Desculpem-me os colegas mais exigentes, mas, apesar da referência a García Márquez, eu começo de novo citando Renato Russo, que disse (num show em Campo Grande que eu não tive a sorte de ver) que transava até com porco-espinho. Eu, cuja experiência mais próxima da zoofilia foi uma paixão platônica pela Maga Patológika, não tenho opinião formada sobre o assunto. Mas desde que vi
Tudo o que você sempre quis saber sobre sexo etc., de Woody Allen (especificamente, o episódio estrelado por Gene Wilder, numa dobradinha fantástica), e que soube de muita gente boa (inclusive um ex-policial) que teve sua iniciação sexual com vacas ou ovelhas, deixei de me escandalizar com essas coisas.
Aliás, nem é bem disso que se trata na foto acima, um registro que ocasionou, segundo notícia amplamente divulgada, o afastamento dos "envolvidos". E diante desse fato eu me pergunto: é
esse tipo de excesso que causa afastamento de policiais (no caso, em Santa Catarina)?
Não que haja aí, propriamente, esse atributo moral cada dia mais raro chamado inocência. Os rostos que podemos ver não exprimem maldade ou sarcasmo, e sim uma malícia comum em brincadeiras masculinas. Mas, sem sacanagem, o buraco é mais embaixo: alguém duvida que essas pessoas só se atrevem a fazer isso porque são quem são, ou seja, porque vestem a farda que vestem? Ou, inversamente, alguém acredita que
outras pessoas (em "sã consciência") se atreveriam a fazer o mesmo diante
dessas pessoas fardadas?
Quando vi essa notícia me lembrei de uma experiência - na verdade, lembrei-me dela outras vezes esses dias - que tive o desprazer de viver em São Paulo. Eu, a Josy, grávida, e o Chico, então um bebê, saíamos da rodoviária da Barra Funda pela Francisco Matarazzo, e na calçada uns rapazes tomavam baculejo, enquanto o policial (um oficial?) que comandava a operação apressava "educadamente" os passantes. Como a Josy, de barriga já bem avantajada, começou praticamente a correr, eu disse que não precisava ser tão depressa assim. Não lembro o conteúdo verbal exato da reação do representante da lei, mas só o gesto que ele fez, com o cassetete ou coisa mais ameaçadora, já foi suficiente para que eu mesmo puxasse a Josy, assustado.

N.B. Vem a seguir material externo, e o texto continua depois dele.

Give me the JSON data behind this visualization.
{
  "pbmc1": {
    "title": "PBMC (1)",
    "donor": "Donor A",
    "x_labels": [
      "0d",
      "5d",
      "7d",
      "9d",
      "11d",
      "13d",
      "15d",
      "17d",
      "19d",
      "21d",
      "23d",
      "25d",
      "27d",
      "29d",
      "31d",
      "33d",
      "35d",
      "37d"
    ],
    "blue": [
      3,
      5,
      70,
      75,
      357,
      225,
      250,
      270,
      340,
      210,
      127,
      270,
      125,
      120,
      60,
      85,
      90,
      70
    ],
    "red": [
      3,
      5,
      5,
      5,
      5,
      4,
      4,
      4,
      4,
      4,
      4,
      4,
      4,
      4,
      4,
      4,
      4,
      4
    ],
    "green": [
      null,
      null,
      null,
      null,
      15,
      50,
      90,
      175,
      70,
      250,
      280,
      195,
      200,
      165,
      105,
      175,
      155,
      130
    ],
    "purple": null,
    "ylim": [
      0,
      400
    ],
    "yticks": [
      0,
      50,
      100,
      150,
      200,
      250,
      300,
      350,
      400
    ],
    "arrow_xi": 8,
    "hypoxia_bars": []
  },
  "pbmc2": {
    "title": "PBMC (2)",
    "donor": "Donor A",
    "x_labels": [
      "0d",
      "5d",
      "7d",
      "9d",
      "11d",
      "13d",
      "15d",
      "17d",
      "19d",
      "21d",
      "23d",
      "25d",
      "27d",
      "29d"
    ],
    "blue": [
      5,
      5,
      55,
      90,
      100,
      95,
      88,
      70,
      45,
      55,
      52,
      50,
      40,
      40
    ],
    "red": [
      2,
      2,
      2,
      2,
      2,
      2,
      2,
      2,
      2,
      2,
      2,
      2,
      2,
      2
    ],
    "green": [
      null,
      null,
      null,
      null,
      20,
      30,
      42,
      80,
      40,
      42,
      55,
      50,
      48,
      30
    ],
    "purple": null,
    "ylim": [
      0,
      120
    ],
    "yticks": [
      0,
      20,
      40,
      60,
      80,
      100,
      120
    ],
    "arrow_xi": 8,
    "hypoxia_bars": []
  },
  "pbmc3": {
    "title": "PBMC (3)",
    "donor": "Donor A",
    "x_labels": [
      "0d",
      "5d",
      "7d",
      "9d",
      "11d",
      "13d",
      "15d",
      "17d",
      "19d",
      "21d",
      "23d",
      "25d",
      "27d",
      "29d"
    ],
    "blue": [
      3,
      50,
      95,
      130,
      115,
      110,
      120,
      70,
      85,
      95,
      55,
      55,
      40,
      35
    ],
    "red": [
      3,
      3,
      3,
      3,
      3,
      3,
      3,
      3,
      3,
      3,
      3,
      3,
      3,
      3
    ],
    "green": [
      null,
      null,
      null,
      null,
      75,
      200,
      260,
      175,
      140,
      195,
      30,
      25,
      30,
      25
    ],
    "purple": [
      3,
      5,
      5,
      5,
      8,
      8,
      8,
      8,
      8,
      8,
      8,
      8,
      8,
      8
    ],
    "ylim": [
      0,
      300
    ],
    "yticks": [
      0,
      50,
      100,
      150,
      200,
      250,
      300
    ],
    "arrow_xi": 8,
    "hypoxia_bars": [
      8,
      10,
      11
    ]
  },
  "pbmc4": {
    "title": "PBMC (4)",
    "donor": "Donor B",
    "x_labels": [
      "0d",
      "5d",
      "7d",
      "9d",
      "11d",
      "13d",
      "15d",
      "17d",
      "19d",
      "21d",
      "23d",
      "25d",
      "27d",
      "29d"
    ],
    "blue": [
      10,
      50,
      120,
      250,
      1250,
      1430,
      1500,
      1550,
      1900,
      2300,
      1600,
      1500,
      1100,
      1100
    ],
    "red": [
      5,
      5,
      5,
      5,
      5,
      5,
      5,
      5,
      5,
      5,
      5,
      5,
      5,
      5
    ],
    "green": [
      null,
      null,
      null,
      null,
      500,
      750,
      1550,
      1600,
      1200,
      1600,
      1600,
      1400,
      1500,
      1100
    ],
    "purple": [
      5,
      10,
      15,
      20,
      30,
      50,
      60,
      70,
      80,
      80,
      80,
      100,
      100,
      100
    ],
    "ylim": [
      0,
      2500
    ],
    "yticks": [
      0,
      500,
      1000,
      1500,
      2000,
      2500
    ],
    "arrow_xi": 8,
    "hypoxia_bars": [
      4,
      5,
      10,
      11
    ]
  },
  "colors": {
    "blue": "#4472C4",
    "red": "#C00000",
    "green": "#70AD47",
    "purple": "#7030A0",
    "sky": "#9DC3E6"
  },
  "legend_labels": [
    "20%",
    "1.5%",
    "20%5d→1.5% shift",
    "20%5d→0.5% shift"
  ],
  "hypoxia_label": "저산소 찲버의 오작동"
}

Coisas da vida. Enfim, nada demais, a meu ver, em simular um "ato de amor" com uma vaquinha de inspiração folclórica. Nosso folclore, aliás, tem lá sua malícia, e hoje em dia até os desenhos animados brincam com coisas desse tipo. Mas quando esse ato advém de um policial cercado por seus colegas, e que provavelmente impediria que outras pessoas o praticassem, é difícil não ver aí uma prova da psicologia do autoritaritarismo que ainda grassa entre nós.
O que não elimina a pergunta, que convém refinar: e os atos de truculência contra seres humanos (de verdade) cometidos por policiais, sob ordens superiores ou não, quando gerarão automaticamente processos disciplinares? Aliás, até quando vamos conviver com esse "resquício" autoritário que é uma "sociedade livre" onstensivamente vigiada por polícias militares?
E se o caso é de atentado contra bovinos, uma notícia como
essa me parece muito mais atroz, aliás como o cotidiano de qualquer matadouro.
P.S. em 05/02 - O que acontece agora em Salvador-BA é "apenas" uma consequência extrema (mas não necessariamente a mais extrema) de uma "ordem social" fundada muito na vigilância e no armamentismo ostensivos, e não na justiça social.